Ela enfatiza que as carnes podem ser fontes valiosas de nutrientes, em particular proteínas, ferro, zinco e vitamina B12. Porém, também alerta que o consumo em excesso das vermelhas ou processadas é causa comprovada ou provável de alguns tipos de câncer: "Padrões alimentares com elevados níveis de gordura animal são fontes ricas de energia, aumentando o risco de ganho de peso e, em consequência, doenças. Pessoas que comem carne vermelha regularmente devem consumir menos de 500g por semana, incluindo pouca ou nenhuma quantidade da versão processada".

A nutricionista Thais Manfrinato, do Hospital A. C. Camargo, concorda: "O excesso de peso e a obesidade também são considerados fatores de risco para cânceres de mama, intestino, próstata e endométrio. Por isso, alimentos gordurosos, como frituras, leite e derivados na forma integral e molhos prontos devem ser evitados, pois facilitam o aumento do peso. Assim como doces, que levam à obesidade mais facilmente".

Porém, Manfrinato afirma que ao falarmos de alimentação e câncer, devemos tomar muito cuidado com as informações que são passadas, pois nem sempre o que se propaga por aí é algo que já foi comprovado cientificamente.

Manfrinato conta que já está bem comprovado que o consumo excessivo de carne vermelha cozida por semana aumenta em 35% o risco de câncer de intestino grosso e o consumo excessivo de embutidos (presunto, linguiça, salsicha) aumenta o risco em cerca de 50% de desenvolver este mesmo tipo de câncer.

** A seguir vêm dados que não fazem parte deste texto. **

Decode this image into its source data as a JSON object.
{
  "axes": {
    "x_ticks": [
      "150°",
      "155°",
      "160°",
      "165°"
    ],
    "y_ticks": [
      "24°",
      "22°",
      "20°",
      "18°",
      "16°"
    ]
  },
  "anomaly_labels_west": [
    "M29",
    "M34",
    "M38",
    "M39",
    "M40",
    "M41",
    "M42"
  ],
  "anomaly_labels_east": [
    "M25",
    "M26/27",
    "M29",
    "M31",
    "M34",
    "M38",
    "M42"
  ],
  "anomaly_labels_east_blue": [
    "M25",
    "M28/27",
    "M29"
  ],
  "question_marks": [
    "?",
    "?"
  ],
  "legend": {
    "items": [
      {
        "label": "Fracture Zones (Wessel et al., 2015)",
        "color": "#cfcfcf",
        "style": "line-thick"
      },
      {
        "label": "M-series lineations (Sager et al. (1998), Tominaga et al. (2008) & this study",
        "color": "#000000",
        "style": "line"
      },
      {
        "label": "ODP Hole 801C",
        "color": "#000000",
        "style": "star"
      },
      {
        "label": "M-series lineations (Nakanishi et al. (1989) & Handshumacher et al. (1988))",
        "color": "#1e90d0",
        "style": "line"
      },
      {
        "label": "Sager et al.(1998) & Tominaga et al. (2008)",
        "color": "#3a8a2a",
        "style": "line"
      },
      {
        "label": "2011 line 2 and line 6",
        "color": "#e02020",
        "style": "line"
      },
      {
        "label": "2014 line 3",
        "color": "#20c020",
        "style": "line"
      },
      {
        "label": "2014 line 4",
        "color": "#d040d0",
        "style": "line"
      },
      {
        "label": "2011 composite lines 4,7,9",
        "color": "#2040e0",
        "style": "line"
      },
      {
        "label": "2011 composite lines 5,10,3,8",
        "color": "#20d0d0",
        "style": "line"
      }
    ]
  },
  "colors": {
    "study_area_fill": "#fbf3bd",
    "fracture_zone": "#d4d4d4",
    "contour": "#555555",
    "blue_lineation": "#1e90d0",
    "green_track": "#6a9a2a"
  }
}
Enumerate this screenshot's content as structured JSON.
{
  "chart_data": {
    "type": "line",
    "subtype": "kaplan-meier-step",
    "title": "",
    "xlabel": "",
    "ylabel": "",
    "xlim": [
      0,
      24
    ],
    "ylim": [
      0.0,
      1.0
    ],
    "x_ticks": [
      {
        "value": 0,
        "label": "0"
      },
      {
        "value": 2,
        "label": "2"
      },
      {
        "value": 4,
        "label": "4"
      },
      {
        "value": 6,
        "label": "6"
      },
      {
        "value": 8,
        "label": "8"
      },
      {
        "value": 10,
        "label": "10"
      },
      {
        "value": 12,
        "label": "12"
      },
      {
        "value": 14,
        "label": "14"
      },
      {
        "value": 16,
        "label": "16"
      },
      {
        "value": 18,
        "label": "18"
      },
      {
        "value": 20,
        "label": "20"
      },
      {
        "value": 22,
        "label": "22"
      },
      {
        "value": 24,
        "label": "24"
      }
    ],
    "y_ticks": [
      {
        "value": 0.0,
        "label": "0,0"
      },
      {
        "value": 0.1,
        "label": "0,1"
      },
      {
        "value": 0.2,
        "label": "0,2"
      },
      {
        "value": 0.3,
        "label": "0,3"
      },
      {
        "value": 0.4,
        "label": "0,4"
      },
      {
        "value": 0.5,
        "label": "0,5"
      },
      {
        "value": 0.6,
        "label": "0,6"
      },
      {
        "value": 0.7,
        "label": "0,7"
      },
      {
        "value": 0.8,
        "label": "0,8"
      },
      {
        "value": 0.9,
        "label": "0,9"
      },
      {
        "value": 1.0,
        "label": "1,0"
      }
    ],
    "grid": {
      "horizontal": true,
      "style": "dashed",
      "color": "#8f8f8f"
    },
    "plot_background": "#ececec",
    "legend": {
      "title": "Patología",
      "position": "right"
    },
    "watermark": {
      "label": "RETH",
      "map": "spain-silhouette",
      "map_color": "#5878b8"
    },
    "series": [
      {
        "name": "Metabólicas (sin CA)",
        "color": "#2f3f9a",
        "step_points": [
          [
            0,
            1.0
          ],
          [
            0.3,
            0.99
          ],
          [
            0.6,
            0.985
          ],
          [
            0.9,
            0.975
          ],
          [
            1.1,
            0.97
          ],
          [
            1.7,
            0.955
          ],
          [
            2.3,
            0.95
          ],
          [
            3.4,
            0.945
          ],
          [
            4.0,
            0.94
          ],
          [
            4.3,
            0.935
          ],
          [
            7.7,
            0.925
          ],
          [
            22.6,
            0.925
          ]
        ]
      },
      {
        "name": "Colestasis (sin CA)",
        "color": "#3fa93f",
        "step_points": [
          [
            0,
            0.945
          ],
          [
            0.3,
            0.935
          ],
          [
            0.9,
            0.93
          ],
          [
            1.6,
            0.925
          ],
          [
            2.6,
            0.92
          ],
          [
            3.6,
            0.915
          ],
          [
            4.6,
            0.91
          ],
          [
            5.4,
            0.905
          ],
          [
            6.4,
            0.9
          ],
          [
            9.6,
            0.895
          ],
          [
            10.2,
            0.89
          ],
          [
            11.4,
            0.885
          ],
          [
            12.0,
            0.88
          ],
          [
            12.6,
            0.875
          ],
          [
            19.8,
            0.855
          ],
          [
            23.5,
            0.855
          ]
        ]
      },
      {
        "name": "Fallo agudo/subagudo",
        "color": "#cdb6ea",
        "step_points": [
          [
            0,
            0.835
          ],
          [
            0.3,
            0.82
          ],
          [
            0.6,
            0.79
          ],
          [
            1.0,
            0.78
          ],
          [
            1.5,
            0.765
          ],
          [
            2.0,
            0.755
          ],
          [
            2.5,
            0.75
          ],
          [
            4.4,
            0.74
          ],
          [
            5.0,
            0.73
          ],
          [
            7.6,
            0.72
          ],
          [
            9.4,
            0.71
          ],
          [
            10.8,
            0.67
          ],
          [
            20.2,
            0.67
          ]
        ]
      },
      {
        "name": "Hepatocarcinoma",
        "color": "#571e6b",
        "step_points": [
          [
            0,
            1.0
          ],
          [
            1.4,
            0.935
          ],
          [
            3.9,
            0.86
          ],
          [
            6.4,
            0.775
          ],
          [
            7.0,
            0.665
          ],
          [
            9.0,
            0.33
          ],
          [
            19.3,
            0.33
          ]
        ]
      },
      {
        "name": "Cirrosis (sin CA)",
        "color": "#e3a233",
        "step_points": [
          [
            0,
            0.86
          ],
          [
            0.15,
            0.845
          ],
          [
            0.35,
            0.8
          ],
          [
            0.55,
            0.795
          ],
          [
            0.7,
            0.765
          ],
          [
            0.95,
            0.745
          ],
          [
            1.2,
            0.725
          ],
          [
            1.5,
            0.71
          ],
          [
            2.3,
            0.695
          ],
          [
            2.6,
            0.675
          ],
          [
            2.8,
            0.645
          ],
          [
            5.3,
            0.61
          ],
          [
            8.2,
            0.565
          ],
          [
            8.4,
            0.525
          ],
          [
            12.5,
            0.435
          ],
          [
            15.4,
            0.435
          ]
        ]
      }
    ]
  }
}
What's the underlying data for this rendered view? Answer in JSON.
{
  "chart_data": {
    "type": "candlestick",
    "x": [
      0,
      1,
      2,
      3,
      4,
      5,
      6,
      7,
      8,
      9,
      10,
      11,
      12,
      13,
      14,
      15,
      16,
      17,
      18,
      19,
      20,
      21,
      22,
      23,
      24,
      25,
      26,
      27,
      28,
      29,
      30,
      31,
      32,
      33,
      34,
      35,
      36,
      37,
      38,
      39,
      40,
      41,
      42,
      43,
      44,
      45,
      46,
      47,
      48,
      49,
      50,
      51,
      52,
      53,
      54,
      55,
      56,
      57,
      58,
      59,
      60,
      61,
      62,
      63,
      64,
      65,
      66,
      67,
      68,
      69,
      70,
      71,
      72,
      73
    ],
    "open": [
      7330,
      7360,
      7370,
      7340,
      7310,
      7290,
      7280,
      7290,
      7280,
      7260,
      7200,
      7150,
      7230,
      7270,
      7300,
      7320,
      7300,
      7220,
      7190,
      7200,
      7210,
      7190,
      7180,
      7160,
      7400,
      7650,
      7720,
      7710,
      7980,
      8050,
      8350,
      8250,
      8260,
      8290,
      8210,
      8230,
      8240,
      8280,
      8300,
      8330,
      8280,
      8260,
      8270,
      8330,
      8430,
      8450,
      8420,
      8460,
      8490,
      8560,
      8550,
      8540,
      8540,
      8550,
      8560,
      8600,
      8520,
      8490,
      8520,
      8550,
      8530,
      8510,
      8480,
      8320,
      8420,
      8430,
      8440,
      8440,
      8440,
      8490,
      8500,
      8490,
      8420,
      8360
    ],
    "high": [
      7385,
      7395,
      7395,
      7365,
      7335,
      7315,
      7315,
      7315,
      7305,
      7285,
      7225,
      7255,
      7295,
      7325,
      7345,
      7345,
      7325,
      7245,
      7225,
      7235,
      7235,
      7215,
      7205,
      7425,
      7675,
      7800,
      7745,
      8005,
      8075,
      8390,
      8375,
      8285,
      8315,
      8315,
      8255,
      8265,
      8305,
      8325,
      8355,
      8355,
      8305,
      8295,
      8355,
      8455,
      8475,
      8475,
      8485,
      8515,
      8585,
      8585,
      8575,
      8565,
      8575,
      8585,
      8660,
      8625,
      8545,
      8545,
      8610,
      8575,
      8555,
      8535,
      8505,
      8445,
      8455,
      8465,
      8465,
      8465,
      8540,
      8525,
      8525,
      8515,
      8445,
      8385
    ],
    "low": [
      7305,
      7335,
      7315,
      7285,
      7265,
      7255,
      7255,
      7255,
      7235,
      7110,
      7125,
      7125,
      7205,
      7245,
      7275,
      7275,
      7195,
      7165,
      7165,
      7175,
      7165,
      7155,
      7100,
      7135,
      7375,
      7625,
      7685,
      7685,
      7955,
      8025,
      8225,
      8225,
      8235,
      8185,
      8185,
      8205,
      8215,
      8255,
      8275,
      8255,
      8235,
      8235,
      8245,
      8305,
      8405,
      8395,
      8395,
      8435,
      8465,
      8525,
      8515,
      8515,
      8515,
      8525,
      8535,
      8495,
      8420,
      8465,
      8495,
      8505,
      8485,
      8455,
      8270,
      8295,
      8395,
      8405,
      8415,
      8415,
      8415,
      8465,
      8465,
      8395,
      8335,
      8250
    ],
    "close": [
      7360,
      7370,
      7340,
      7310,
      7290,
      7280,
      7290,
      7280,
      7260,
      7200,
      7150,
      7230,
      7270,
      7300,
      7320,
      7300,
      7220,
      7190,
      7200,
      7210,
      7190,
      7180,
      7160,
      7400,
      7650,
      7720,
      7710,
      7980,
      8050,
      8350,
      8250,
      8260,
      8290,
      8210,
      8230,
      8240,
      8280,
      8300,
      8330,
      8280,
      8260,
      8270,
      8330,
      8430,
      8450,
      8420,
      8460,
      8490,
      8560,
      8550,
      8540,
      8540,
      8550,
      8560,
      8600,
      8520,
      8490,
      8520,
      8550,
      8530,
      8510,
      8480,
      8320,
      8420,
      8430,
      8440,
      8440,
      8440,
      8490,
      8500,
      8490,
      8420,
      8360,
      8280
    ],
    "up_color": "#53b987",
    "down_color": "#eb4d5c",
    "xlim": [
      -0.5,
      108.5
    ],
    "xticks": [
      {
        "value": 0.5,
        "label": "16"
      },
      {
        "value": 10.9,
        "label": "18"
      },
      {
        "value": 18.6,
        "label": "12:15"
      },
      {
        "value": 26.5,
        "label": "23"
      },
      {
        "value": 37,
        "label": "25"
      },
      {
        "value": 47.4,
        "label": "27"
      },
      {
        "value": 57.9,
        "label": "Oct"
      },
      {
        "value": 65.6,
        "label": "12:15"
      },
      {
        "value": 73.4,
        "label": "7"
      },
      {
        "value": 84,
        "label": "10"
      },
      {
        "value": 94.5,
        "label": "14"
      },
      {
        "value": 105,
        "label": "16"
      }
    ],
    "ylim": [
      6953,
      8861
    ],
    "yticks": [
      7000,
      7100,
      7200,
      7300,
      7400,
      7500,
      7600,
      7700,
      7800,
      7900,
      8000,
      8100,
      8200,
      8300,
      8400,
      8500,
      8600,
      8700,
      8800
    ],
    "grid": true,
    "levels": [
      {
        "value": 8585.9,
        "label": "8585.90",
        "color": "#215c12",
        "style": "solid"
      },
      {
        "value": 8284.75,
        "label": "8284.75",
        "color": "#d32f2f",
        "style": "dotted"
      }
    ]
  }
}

"Os embutidos ainda aumentam risco de câncer de esôfago e estômago, por conterem nitrito como conservante. Também é bem elucidado que o consumo de fibras auxilia na prevenção de vários tipos de câncer e é bem relacionado com a prevenção do câncer de intestino e mama", afirma ela. Nitritos e nitratos, muitos utilizados como conservantes, são conhecidos como agentes cancerígenos.

Samuel Aguiar Júnior diz que as nitrosaminas são usadas como conservantes, especialmente da carne processada, e que mesmo sendo perigosas, não há como tirá-las da indústria alimentícia: "O certo é evitar o consumo em excesso".

As nutricionistas concordam que se deve manter não somente hábitos alimentares saudáveis, mas também um estilo de vida saudável, incluindo a prática de atividade física, a baixa ingestão de bebidas alcoólicas e a exclusão do fumo. "Quando falamos em prevenção do câncer, temos que lembrar que é uma somatória de diminuição da exposição aos fatores de risco, como os citados acima", diz Manfrinato.